The two examples are contradictory, incidentally. If it is genetic suicide
for me to do it, then reproduction is impossible.

[snip some mutual agreement on Spencerism]

> >>You mean that there /aren't/ people out there who try to determine the
> >function of male nipples and female orgasm?!!!
>
> Nobody's published a paper on male nipples. The female orgasm, on the
> other hand, does something. And that something affects the chances that
> her offspring will survive, so it's a fair target for adaptationist
> explanation.

I am not going to around with you on this. But such studies have been
done.

>
> I was thinking specifically of Gould & Lewontin's 1979 paper, in which
> they assert that adaptationists see "function in all." That's simply not
> the position of any adaptationist I've ever read or heard of or heard
> speak, and counts, I think, as a straw-man created by Gould & Lewontin.
>

This is 1996. The situation in 1979 was maddeningly different. What I see
in many of your comments is that Gould's observations have been taken to
heart in the further development of the theory.

> >> There is a school of biology (not just sociobiology) that emphasizes
> >> optimality as a test of adaptedness. So, an optimality-school Darwinian
> >> Anthropologist might look at Wai Wai foraging and see if the calories
> >> expended per search hour are balanced optimally with the calories
> >> secured. Most evolutionary psychologists reject this because it implies
> >> that either evolution occurs very quickly or that folks are consciously
> >> fitness-striving. We can discuss the differences later, if you want.
> >
> >In some cultures, people /do/ consciously strive for fitness. (And some
> >individuals certainly do -- witness the rise of health clubs.) :)
>
> :) I meant evolutionary "fitness" (=maximized number of offspring
> surviving to reproductive maturity).

Whether the methodology is truly effective or not is another question, but
genetic fitness /has/ been a subject for manipulation by Western societies.
Here's a list of some examples which come right off the top of my head,
ranging from the innocent to the truly perverse:

* Eugenics clubs.
* Royal and noble marriages: only those of your class are worth mating
with. (Of course, this also creates a homogenous gene pool. If the
wrong trait creeps in, you're in big trouble!)
* Sperm banks which seek to store sperm from the best donors.
* Sterilization of mental defectives.
* The Nazi Lebensborn Program
* The Holocaust

Whether these were able to truly accomplish their objectives is irrelevant.
Most of them, I note, tend towards homogenous gene pools which we know are not
good in the long run.)

What is relevant is that all of these sought to create "bloodlines" (a cultural
term) which were in some way more fit from a standpoint of breeding. (another
cultural term which sometimes denote how one is reared and sometimes what one's
pedigree is -- probably a survival from a Lamarckian understanding).
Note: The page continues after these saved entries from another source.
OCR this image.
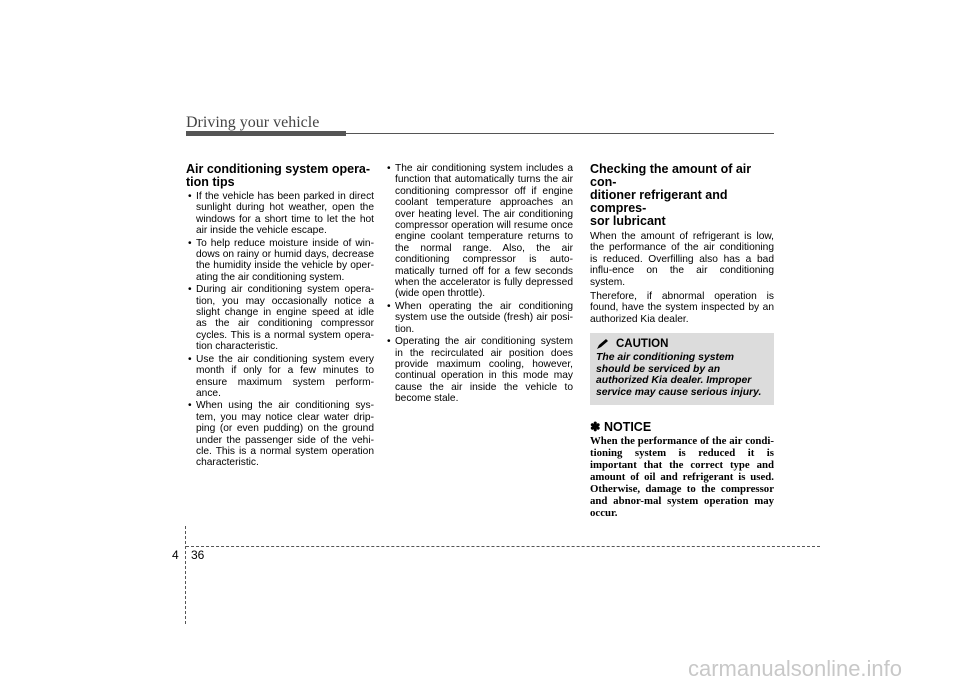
Driving your vehicle
Air conditioning system opera-
tion tips
• If the vehicle has been parked in direct sunlight during hot weather, open the windows for a short time to let the hot air inside the vehicle escape.
• To help reduce moisture inside of win-dows on rainy or humid days, decrease the humidity inside the vehicle by oper-ating the air conditioning system.
• During air conditioning system opera-tion, you may occasionally notice a slight change in engine speed at idle as the air conditioning compressor cycles. This is a normal system opera-tion characteristic.
• Use the air conditioning system every month if only for a few minutes to ensure maximum system perform-ance.
• When using the air conditioning sys-tem, you may notice clear water drip-ping (or even pudding) on the ground under the passenger side of the vehi-cle. This is a normal system operation characteristic.
• The air conditioning system includes a function that automatically turns the air conditioning compressor off if engine coolant temperature approaches an over heating level. The air conditioning compressor operation will resume once engine coolant temperature returns to the normal range. Also, the air conditioning compressor is auto-matically turned off for a few seconds when the accelerator is fully depressed (wide open throttle).
• When operating the air conditioning system use the outside (fresh) air posi-tion.
• Operating the air conditioning system in the recirculated air position does provide maximum cooling, however, continual operation in this mode may cause the air inside the vehicle to become stale.
Checking the amount of air con-
ditioner refrigerant and compres-
sor lubricant

When the amount of refrigerant is low, the performance of the air conditioning is reduced. Overfilling also has a bad influ-ence on the air conditioning system.

Therefore, if abnormal operation is found, have the system inspected by an authorized Kia dealer.

CAUTION

The air conditioning system should be serviced by an authorized Kia dealer. Improper service may cause serious injury.

✽ NOTICE

When the performance of the air condi-tioning system is reduced it is important that the correct type and amount of oil and refrigerant is used. Otherwise, damage to the compressor and abnor-mal system operation may occur.

4 36
carmanualsonline.info
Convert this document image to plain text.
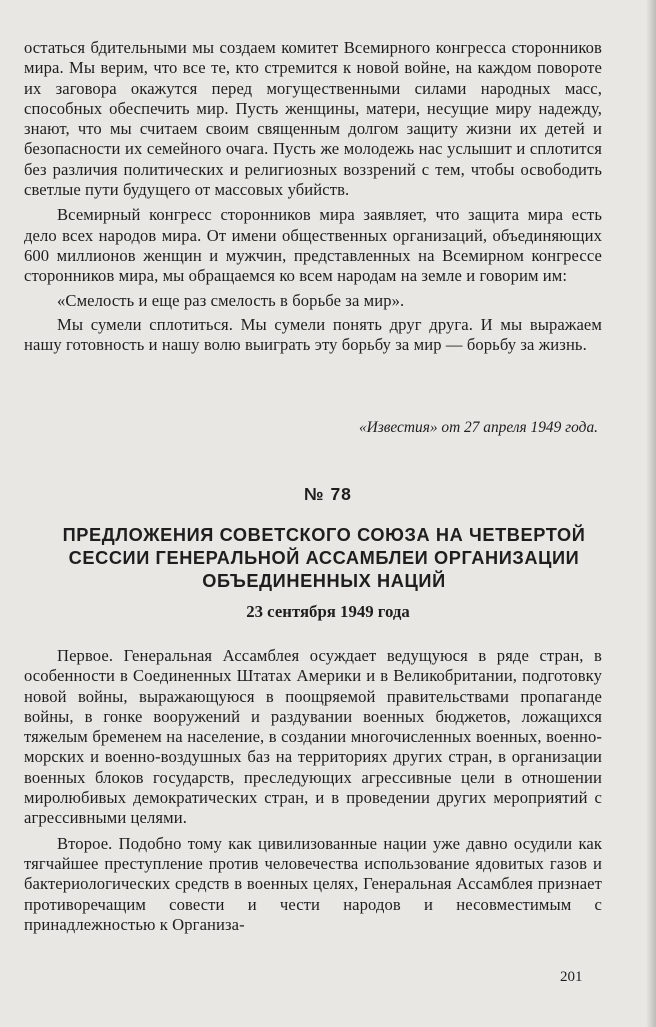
остаться бдительными мы создаем комитет Всемирного конгресса сторонников мира. Мы верим, что все те, кто стремится к новой войне, на каждом повороте их заговора окажутся перед могущественными силами народных масс, способных обеспечить мир. Пусть женщины, матери, несущие миру надежду, знают, что мы считаем своим священным долгом защиту жизни их детей и безопасности их семейного очага. Пусть же молодежь нас услышит и сплотится без различия политических и религиозных воззрений с тем, чтобы освободить светлые пути будущего от массовых убийств.

Всемирный конгресс сторонников мира заявляет, что защита мира есть дело всех народов мира. От имени общественных организаций, объединяющих 600 миллионов женщин и мужчин, представленных на Всемирном конгрессе сторонников мира, мы обращаемся ко всем народам на земле и говорим им:

«Смелость и еще раз смелость в борьбе за мир».

Мы сумели сплотиться. Мы сумели понять друг друга. И мы выражаем нашу готовность и нашу волю выиграть эту борьбу за мир — борьбу за жизнь.

«Известия» от 27 апреля 1949 года.
№ 78
ПРЕДЛОЖЕНИЯ СОВЕТСКОГО СОЮЗА НА ЧЕТВЕРТОЙ
СЕССИИ ГЕНЕРАЛЬНОЙ АССАМБЛЕИ ОРГАНИЗАЦИИ
ОБЪЕДИНЕННЫХ НАЦИЙ
23 сентября 1949 года

Первое. Генеральная Ассамблея осуждает ведущуюся в ряде стран, в особенности в Соединенных Штатах Америки и в Великобритании, подготовку новой войны, выражающуюся в поощряемой правительствами пропаганде войны, в гонке вооружений и раздувании военных бюджетов, ложащихся тяжелым бременем на население, в создании многочисленных военных, военно-морских и военно-воздушных баз на территориях других стран, в организации военных блоков государств, преследующих агрессивные цели в отношении миролюбивых демократических стран, и в проведении других мероприятий с агрессивными целями.

Второе. Подобно тому как цивилизованные нации уже давно осудили как тягчайшее преступление против человечества использование ядовитых газов и бактериологических средств в военных целях, Генеральная Ассамблея признает противоречащим совести и чести народов и несовместимым с принадлежностью к Организа-

201
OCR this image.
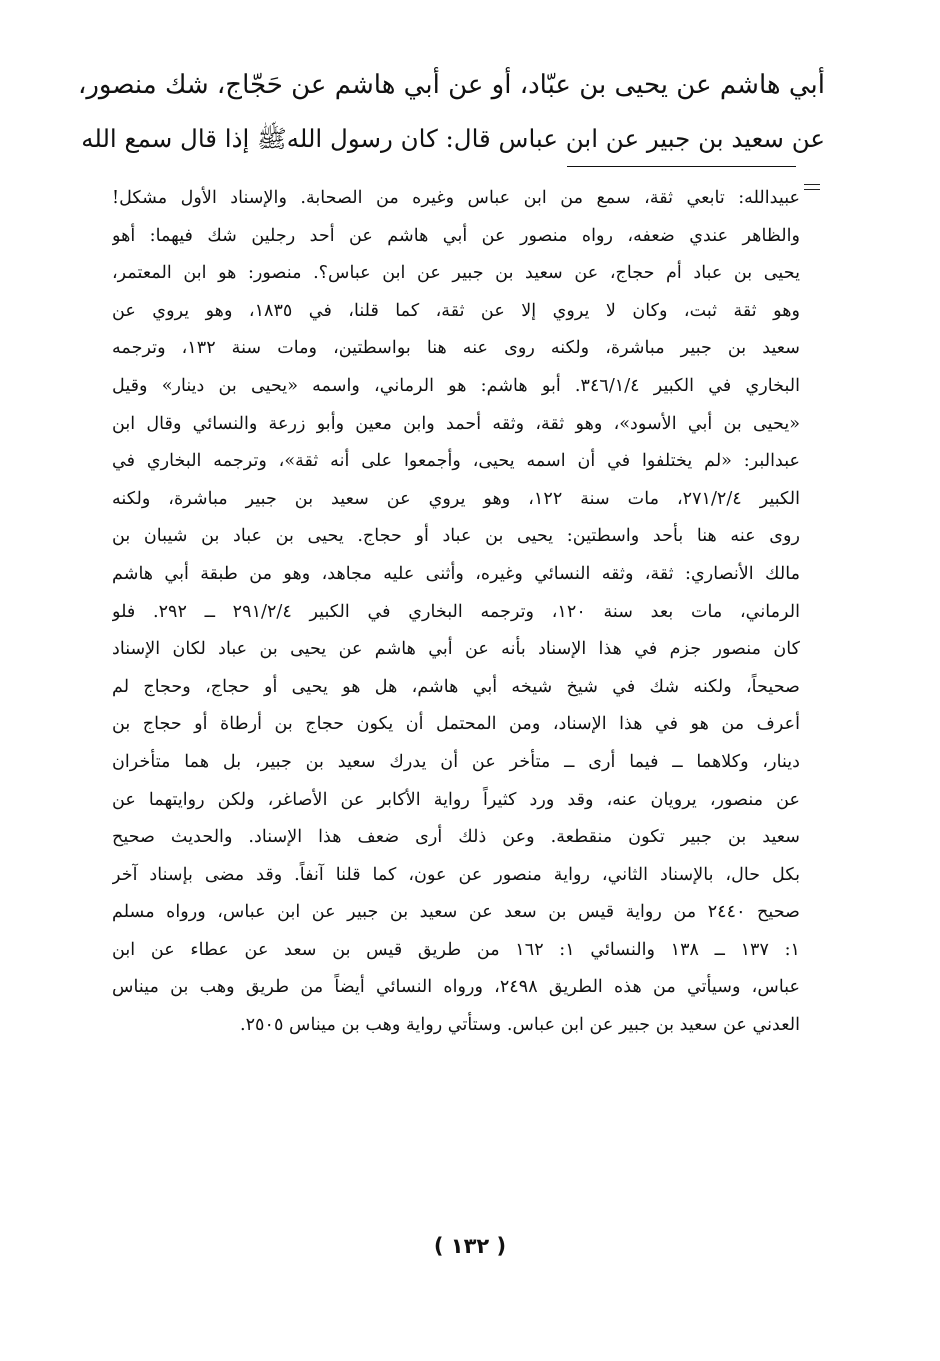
أبي هاشم عن يحيى بن عبّاد، أو عن أبي هاشم عن حَجّاج، شك منصور،

عن سعيد بن جبير عن ابن عباس قال: كان رسول اللهﷺ إذا قال سمع الله

عبيدالله: تابعي ثقة، سمع من ابن عباس وغيره من الصحابة. والإسناد الأول مشكل!

والظاهر عندي ضعفه، رواه منصور عن أبي هاشم عن أحد رجلين شك فيهما: أهو

يحيى بن عباد أم حجاج، عن سعيد بن جبير عن ابن عباس؟. منصور: هو ابن المعتمر،

وهو ثقة ثبت، وكان لا يروي إلا عن ثقة، كما قلنا، في ١٨٣٥، وهو يروي عن

سعيد بن جبير مباشرة، ولكنه روى عنه هنا بواسطتين، ومات سنة ١٣٢، وترجمه

البخاري في الكبير ٣٤٦/١/٤. أبو هاشم: هو الرماني، واسمه «يحيى بن دينار» وقيل

«يحيى بن أبي الأسود»، وهو ثقة، وثقه أحمد وابن معين وأبو زرعة والنسائي وقال ابن

عبدالبر: «لم يختلفوا في أن اسمه يحيى، وأجمعوا على أنه ثقة»، وترجمه البخاري في

الكبير ٢٧١/٢/٤، مات سنة ١٢٢، وهو يروي عن سعيد بن جبير مباشرة، ولكنه

روى عنه هنا بأحد واسطتين: يحيى بن عباد أو حجاج. يحيى بن عباد بن شيبان بن

مالك الأنصاري: ثقة، وثقه النسائي وغيره، وأثنى عليه مجاهد، وهو من طبقة أبي هاشم

الرماني، مات بعد سنة ١٢٠، وترجمه البخاري في الكبير ٢٩١/٢/٤ ــ ٢٩٢. فلو

كان منصور جزم في هذا الإسناد بأنه عن أبي هاشم عن يحيى بن عباد لكان الإسناد

صحيحاً، ولكنه شك في شيخ شيخه أبي هاشم، هل هو يحيى أو حجاج، وحجاج لم

أعرف من هو في هذا الإسناد، ومن المحتمل أن يكون حجاج بن أرطاة أو حجاج بن

دينار، وكلاهما ــ فيما أرى ــ متأخر عن أن يدرك سعيد بن جبير، بل هما متأخران

عن منصور، يرويان عنه، وقد ورد كثيراً رواية الأكابر عن الأصاغر، ولكن روايتهما عن

سعيد بن جبير تكون منقطعة. وعن ذلك أرى ضعف هذا الإسناد. والحديث صحيح

بكل حال، بالإسناد الثاني، رواية منصور عن عون، كما قلنا آنفاً. وقد مضى بإسناد آخر

صحيح ٢٤٤٠ من رواية قيس بن سعد عن سعيد بن جبير عن ابن عباس، ورواه مسلم

١: ١٣٧ ــ ١٣٨ والنسائي ١: ١٦٢ من طريق قيس بن سعد عن عطاء عن ابن

عباس، وسيأتي من هذه الطريق ٢٤٩٨، ورواه النسائي أيضاً من طريق وهب بن ميناس

العدني عن سعيد بن جبير عن ابن عباس. وستأتي رواية وهب بن ميناس ٢٥٠٥.

( ١٣٢ )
> Indeed, some folks seek the status
> afforded in some places by having a lot of kids.

The status in raising many kids is often nothing more than more hands
on a farm mean higher production and greater comfort for the /individuals/.
Rich people get to hire servants and eat the best foods, after all. In
agrarian societies, you can farm out your kids so that the surplus gets to
get a decent education and find a well-paying job upon which you can
happilly retire. This is one reason why birth control programs get
resisted in some parts of the world.

>It's really late, so if
> I try to explain how this desire is probably an outgrowth of the desire
> for status, which is fitness enhancing, coupled with a paticular
> culture's respect for fertility, but not an evolved desire per se, I'll
> undoubtedly flub it. G'night.
>
> Bryant

I know the feeling!

Joel

-- 
___ ___
/\ _|_ /\ Joel and Lynn GAzis-SAx
/ /\_|_/\ \ gazissax@best.com
/ / /\|/\ \ \ http://www.best.com/~gazissax/
----------o----------------------------------------------------------
\ \ \/|\/ / / "If we try to flee from our human condition into
\ \/_|_\/ / the computer, we only meet ourselves there."